Precedent is central to legal analysis and rulings in countries that follow common law like the United Kingdom (except Scotland which retains its own legal system) and Canada. Even in the civil law system of the Canadian province of Quebec, the precedent is respected and esteemed to various degrees. In some systems precedent is not binding but is taken into account by the courts.
Binding precedent
main: Binding precedent
Precedent that must be applied or followed is known as binding precedent (alternately mandatory precedent, mandatory or binding authority, etc.). Under the doctrine of stare decisis, a lower court must honor findings of law made by a higher court that is within the appeals path of cases the court hears. In state and federal courts in the United States, jurisdiction is often divided geographically among local trial courts, several of which fall under the territory of a regional appeals court. All appellate courts fall under a supreme court. By definition, decisions of lower courts are not binding on each other or any courts higher in the system, nor are appeals court decisions binding on each other or on local courts that fall under a different appeals court. Further, courts must follow their own proclamations of law made earlier on other cases, and honor rulings made by other courts in disputes among the parties before them pertaining to the same pattern of facts or events, unless they have a strong reason to change these rulings.

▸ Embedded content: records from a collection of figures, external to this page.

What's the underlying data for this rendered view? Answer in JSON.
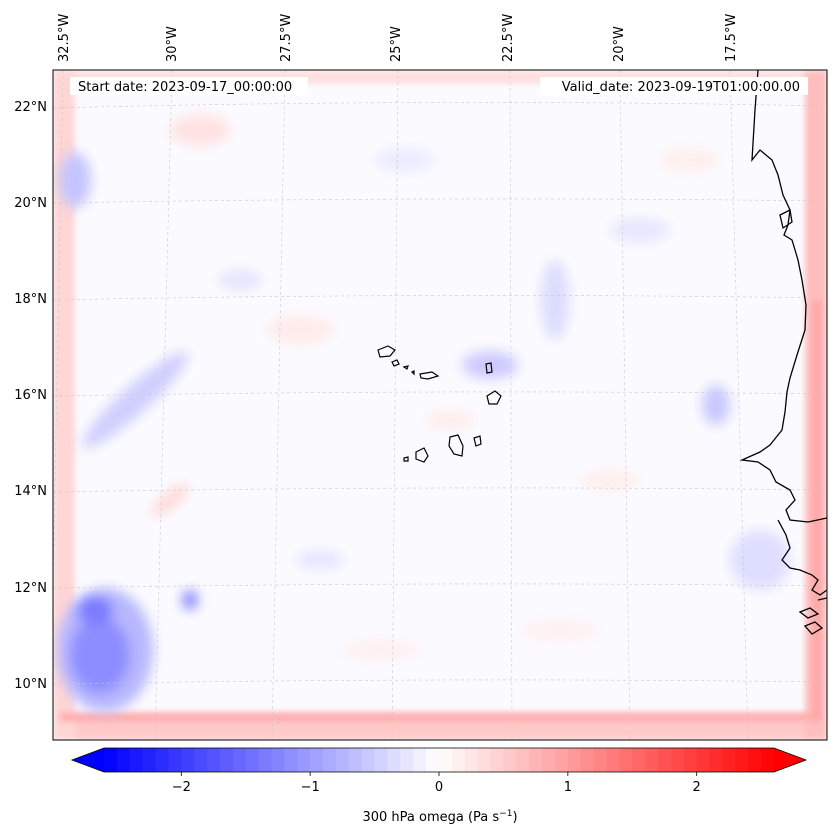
{
  "title_left_label": "Start date: 2023-09-17_00:00:00",
  "title_right_label": "Valid_date: 2023-09-19T01:00:00.00",
  "map": {
    "lon_ticks": [
      "32.5°W",
      "30°W",
      "27.5°W",
      "25°W",
      "22.5°W",
      "20°W",
      "17.5°W"
    ],
    "lat_ticks": [
      "22°N",
      "20°N",
      "18°N",
      "16°N",
      "14°N",
      "12°N",
      "10°N"
    ],
    "gridlines": true,
    "projection": "rotated",
    "variable": "300 hPa omega"
  },
  "colorbar": {
    "label_main": "300 hPa omega (Pa s",
    "label_sup": "−1",
    "label_close": ")",
    "ticks": [
      "−2",
      "−1",
      "0",
      "1",
      "2"
    ],
    "tick_values": [
      -2,
      -1,
      0,
      1,
      2
    ],
    "range": [
      -2.6,
      2.6
    ],
    "levels": 52,
    "extend": "both",
    "cmap": "bwr",
    "color_min": "#0000ff",
    "color_mid": "#ffffff",
    "color_max": "#ff0000"
  },
  "chart_data": {
    "type": "heatmap",
    "title": "",
    "xlabel": "",
    "ylabel": "",
    "colorbar_label": "300 hPa omega (Pa s−1)",
    "color_range": [
      -2.6,
      2.6
    ],
    "field_features": [
      {
        "region": "lateral boundary (all edges)",
        "sign": "positive",
        "approx_value": 1.0
      },
      {
        "region": "southwest near 31°W 10.5°N",
        "sign": "negative",
        "approx_value": -1.4
      },
      {
        "region": "west near 32°W 21°N",
        "sign": "negative",
        "approx_value": -0.8
      },
      {
        "region": "band from 32°W 14.5°N to 29°W 16°N",
        "sign": "negative",
        "approx_value": -0.6
      },
      {
        "region": "near 22°W 16.5°N",
        "sign": "negative",
        "approx_value": -0.5
      },
      {
        "region": "near 29.5°W 11.5°N",
        "sign": "negative",
        "approx_value": -0.9
      },
      {
        "region": "near 17.5°W 15.3°N",
        "sign": "negative",
        "approx_value": -0.5
      }
    ]
  }
}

One law professor has described mandatory precedent as follows:
- Given a determination as to the governing jurisdiction, a court is "bound" to follow a precedent of that jurisdiction only if it is directly in point. In the strongest sense, "directly in point" means that: (1) the question resolved in the precedent case is the same as the question to be resolved in the pending case, (2) resolution of that question was necessary to disposition of the precedent case; (3) the significant facts of the precedent case are also present in the pending case, and (4) no additional facts appear in the pending case that might be treated as significant.
In extraordinary circumstances a higher court may overturn or overrule mandatory precedent, but will often attempt to distinguish the precedent before overturning it, thereby limiting the scope of the precedent in any event.